Les Normands ne se battaient pas en son nom mais je ne fis aucun commentaire. J'étais de toute façon incapable de dire quoi que ce soit. Mon cœur battait la chamade dans ma poitrine, m'empêchant de respirer. Qu'avais-je fait ? Mes yeux cherchaient avec frénésie Màni sur le champ de bataille, mais comment pouvais-je l'apercevoir dans ce mur de bouclier ? Je les vis reculer de concert, semant des corps sur leur passage. C'était la stratégie mise en place par Robert et elle était brillante. Mes ennemis pensaient gagner du terrain et avançaient sans se méfier des francs qui les attendaient, cachés en embuscade dans la grande forêt qui bordait la plaine où les combats avaient lieu. 

Mes mains se crispèrent sur le pommeau de ma selle. Je ne voyais pas Màni, ni mon père, ni Ivar, ni Gyda ... Personne. Ce n'était qu'un bloc de boucliers infranchissable. Et même si tout se passait bien pour l'instant, je ne pouvais m'empêcher d'être nerveuse. Mon ventre se tordit de douleur. Ou était-ce de la nervosité ? Je n'aurais su le dire.

- Aélis ? Tout va bien ? me demanda ma mère à qui ma grimace n'échappa pas.

Robert et Lothaire tournèrent immédiatement leurs têtes vers moi.

- Je vais bien, les rassurai-je.
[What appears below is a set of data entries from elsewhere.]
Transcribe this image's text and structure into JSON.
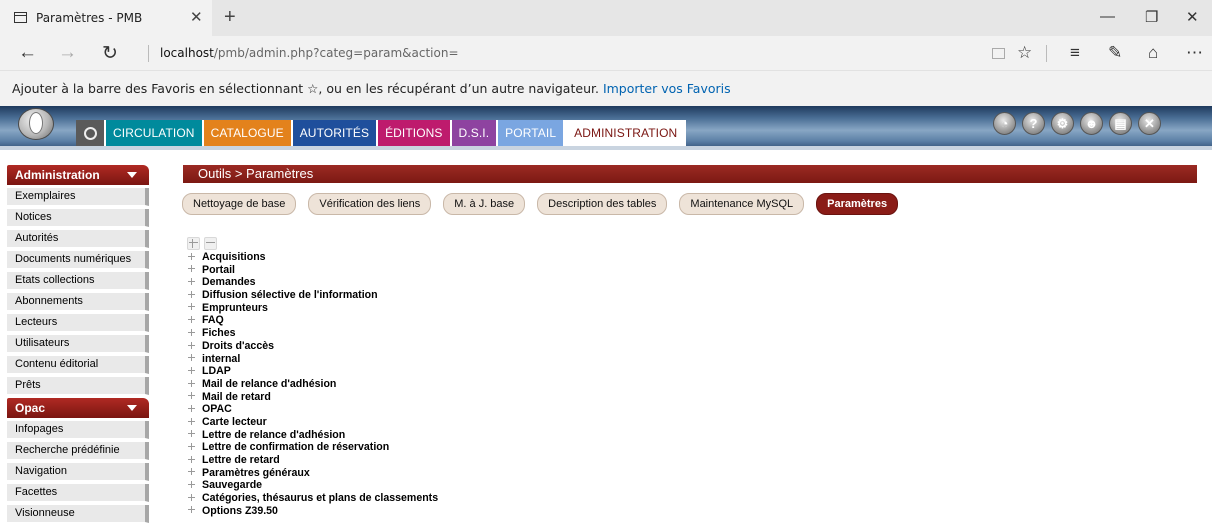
{
  "browser": {
    "tab_title": "Paramètres - PMB",
    "url_host": "localhost",
    "url_path": "/pmb/admin.php?categ=param&action=",
    "favorites_text": "Ajouter à la barre des Favoris en sélectionnant ☆, ou en les récupérant d’un autre navigateur.",
    "favorites_link": "Importer vos Favoris"
  },
  "menu": {
    "items": [
      "CIRCULATION",
      "CATALOGUE",
      "AUTORITÉS",
      "ÉDITIONS",
      "D.S.I.",
      "PORTAIL",
      "ADMINISTRATION"
    ],
    "active": "ADMINISTRATION"
  },
  "sidebar": {
    "section1": "Administration",
    "items1": [
      "Exemplaires",
      "Notices",
      "Autorités",
      "Documents numériques",
      "Etats collections",
      "Abonnements",
      "Lecteurs",
      "Utilisateurs",
      "Contenu éditorial",
      "Prêts"
    ],
    "section2": "Opac",
    "items2": [
      "Infopages",
      "Recherche prédéfinie",
      "Navigation",
      "Facettes",
      "Visionneuse"
    ]
  },
  "content": {
    "breadcrumb": "Outils > Paramètres",
    "subtabs": [
      "Nettoyage de base",
      "Vérification des liens",
      "M. à J. base",
      "Description des tables",
      "Maintenance MySQL",
      "Paramètres"
    ],
    "active_subtab": "Paramètres",
    "tree": [
      "Acquisitions",
      "Portail",
      "Demandes",
      "Diffusion sélective de l'information",
      "Emprunteurs",
      "FAQ",
      "Fiches",
      "Droits d'accès",
      "internal",
      "LDAP",
      "Mail de relance d'adhésion",
      "Mail de retard",
      "OPAC",
      "Carte lecteur",
      "Lettre de relance d'adhésion",
      "Lettre de confirmation de réservation",
      "Lettre de retard",
      "Paramètres généraux",
      "Sauvegarde",
      "Catégories, thésaurus et plans de classements",
      "Options Z39.50"
    ]
  },
  "colors": {
    "accent": "#7a1511",
    "circulation": "#008a9c",
    "catalogue": "#e3821c",
    "autorites": "#1f4f9c",
    "editions": "#be1b6d",
    "dsi": "#8e43a0",
    "portail": "#7aa6e1"
  }
}
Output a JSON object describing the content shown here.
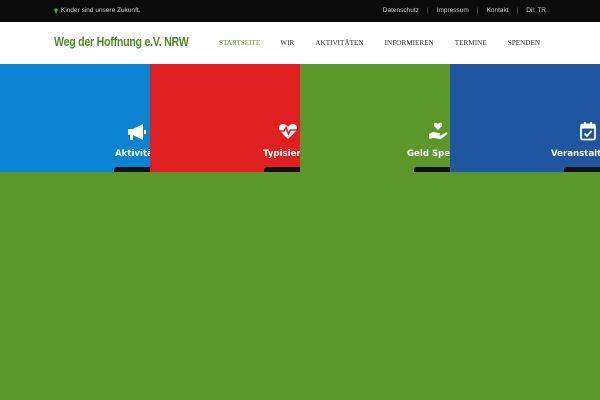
{
  "topbar": {
    "tagline": "Kinder sind unsere Zukunft.",
    "links": [
      "Datenschutz",
      "Impressum",
      "Kontakt",
      "Dil: TR"
    ]
  },
  "header": {
    "logo": "Weg der Hoffnung e.V. NRW",
    "nav": [
      {
        "label": "STARTSEITE",
        "active": true
      },
      {
        "label": "WIR",
        "active": false
      },
      {
        "label": "AKTIVITÄTEN",
        "active": false
      },
      {
        "label": "INFORMIEREN",
        "active": false
      },
      {
        "label": "TERMINE",
        "active": false
      },
      {
        "label": "SPENDEN",
        "active": false
      }
    ]
  },
  "tiles": [
    {
      "label": "Aktivitäten",
      "icon": "megaphone-icon",
      "color": "#0a84d2"
    },
    {
      "label": "Typisierung",
      "icon": "heartbeat-icon",
      "color": "#e02020"
    },
    {
      "label": "Geld Spenden",
      "icon": "hand-heart-icon",
      "color": "#5c972c"
    },
    {
      "label": "Veranstaltungen",
      "icon": "calendar-check-icon",
      "color": "#1e56a0"
    }
  ],
  "colors": {
    "brand_green": "#5c972c",
    "topbar_bg": "#0b0b0b",
    "header_bg": "#ffffff"
  }
}
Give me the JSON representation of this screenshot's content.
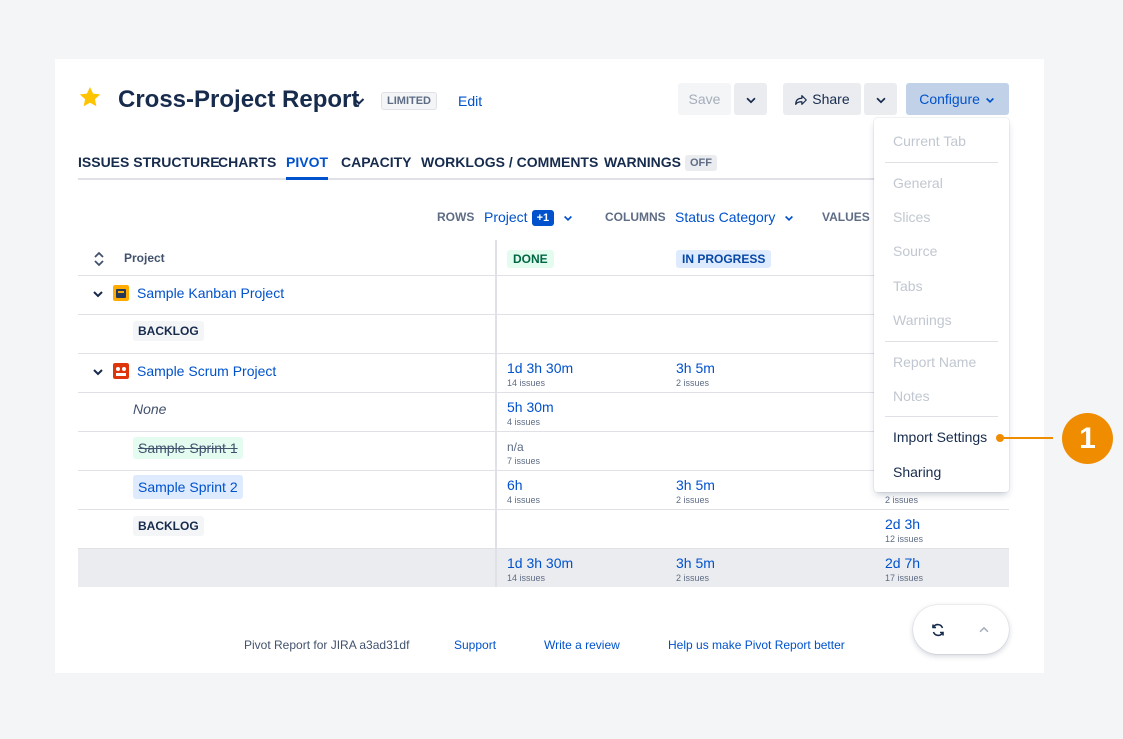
{
  "header": {
    "title": "Cross-Project Report",
    "badge": "LIMITED",
    "edit_label": "Edit",
    "save_label": "Save",
    "share_label": "Share",
    "configure_label": "Configure"
  },
  "tabs": [
    {
      "label": "ISSUES STRUCTURE"
    },
    {
      "label": "CHARTS"
    },
    {
      "label": "PIVOT",
      "active": true
    },
    {
      "label": "CAPACITY"
    },
    {
      "label": "WORKLOGS / COMMENTS"
    },
    {
      "label": "WARNINGS",
      "badge": "OFF"
    }
  ],
  "toolbar": {
    "rows_label": "ROWS",
    "rows_value": "Project",
    "rows_badge": "+1",
    "columns_label": "COLUMNS",
    "columns_value": "Status Category",
    "values_label": "VALUES"
  },
  "table": {
    "header_project": "Project",
    "columns": [
      "DONE",
      "IN PROGRESS"
    ],
    "rows": [
      {
        "label": "Sample Kanban Project",
        "type": "project"
      },
      {
        "label": "BACKLOG",
        "type": "tag"
      },
      {
        "label": "Sample Scrum Project",
        "type": "project",
        "done": "1d 3h 30m",
        "done_sub": "14 issues",
        "inprog": "3h 5m",
        "inprog_sub": "2 issues"
      },
      {
        "label": "None",
        "type": "none",
        "done": "5h 30m",
        "done_sub": "4 issues"
      },
      {
        "label": "Sample Sprint 1",
        "type": "sprint-done",
        "done": "n/a",
        "done_sub": "7 issues"
      },
      {
        "label": "Sample Sprint 2",
        "type": "sprint-active",
        "done": "6h",
        "done_sub": "4 issues",
        "inprog": "3h 5m",
        "inprog_sub": "2 issues",
        "third_sub": "2 issues"
      },
      {
        "label": "BACKLOG",
        "type": "tag",
        "third": "2d 3h",
        "third_sub": "12 issues"
      },
      {
        "type": "total",
        "done": "1d 3h 30m",
        "done_sub": "14 issues",
        "inprog": "3h 5m",
        "inprog_sub": "2 issues",
        "third": "2d 7h",
        "third_sub": "17 issues"
      }
    ]
  },
  "configure_menu": {
    "items": [
      {
        "label": "Current Tab",
        "enabled": false
      },
      {
        "label": "General",
        "enabled": false
      },
      {
        "label": "Slices",
        "enabled": false
      },
      {
        "label": "Source",
        "enabled": false
      },
      {
        "label": "Tabs",
        "enabled": false
      },
      {
        "label": "Warnings",
        "enabled": false
      },
      {
        "label": "Report Name",
        "enabled": false
      },
      {
        "label": "Notes",
        "enabled": false
      },
      {
        "label": "Import Settings",
        "enabled": true
      },
      {
        "label": "Sharing",
        "enabled": true
      }
    ]
  },
  "callout": {
    "number": "1",
    "color": "#f08c00"
  },
  "footer": {
    "version": "Pivot Report for JIRA a3ad31df",
    "support": "Support",
    "review": "Write a review",
    "feedback": "Help us make Pivot Report better"
  },
  "colors": {
    "accent": "#0052cc",
    "done_lozenge": "#e3fcef",
    "inprogress_lozenge": "#deebff",
    "star": "#ffc400"
  }
}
Je suis seulement nerveuse.

- Ne vous en faites pas, me rassura le comte de Paris. Mes hommes ne devraient pas tarder à sonner la charge. Et nous écraserons vos ennemis, ma Dame, soyez en assurée.

Il paraissait si confiant ... Gagner et reprendre le Maine m'importaient bien sûr, mais pas au prix de la mort de mon nouvel époux. Je ne pourrais vivre sans lui ... J'ignorais cette douleur soudaine dans mon ventre et me concentrai sur la bataille qui se jouait juste en contrebas. Les Normands reculaient avec lenteur, tenant la charge. Les soldats du Maine exultaient, pensant obtenir la victoire.

Le seigneur Gauzlin dirigea alors son cheval vers moi et se fraya un passage entre ma monture et celle de Lothaire. Il inclina poliment la tête à mon encontre.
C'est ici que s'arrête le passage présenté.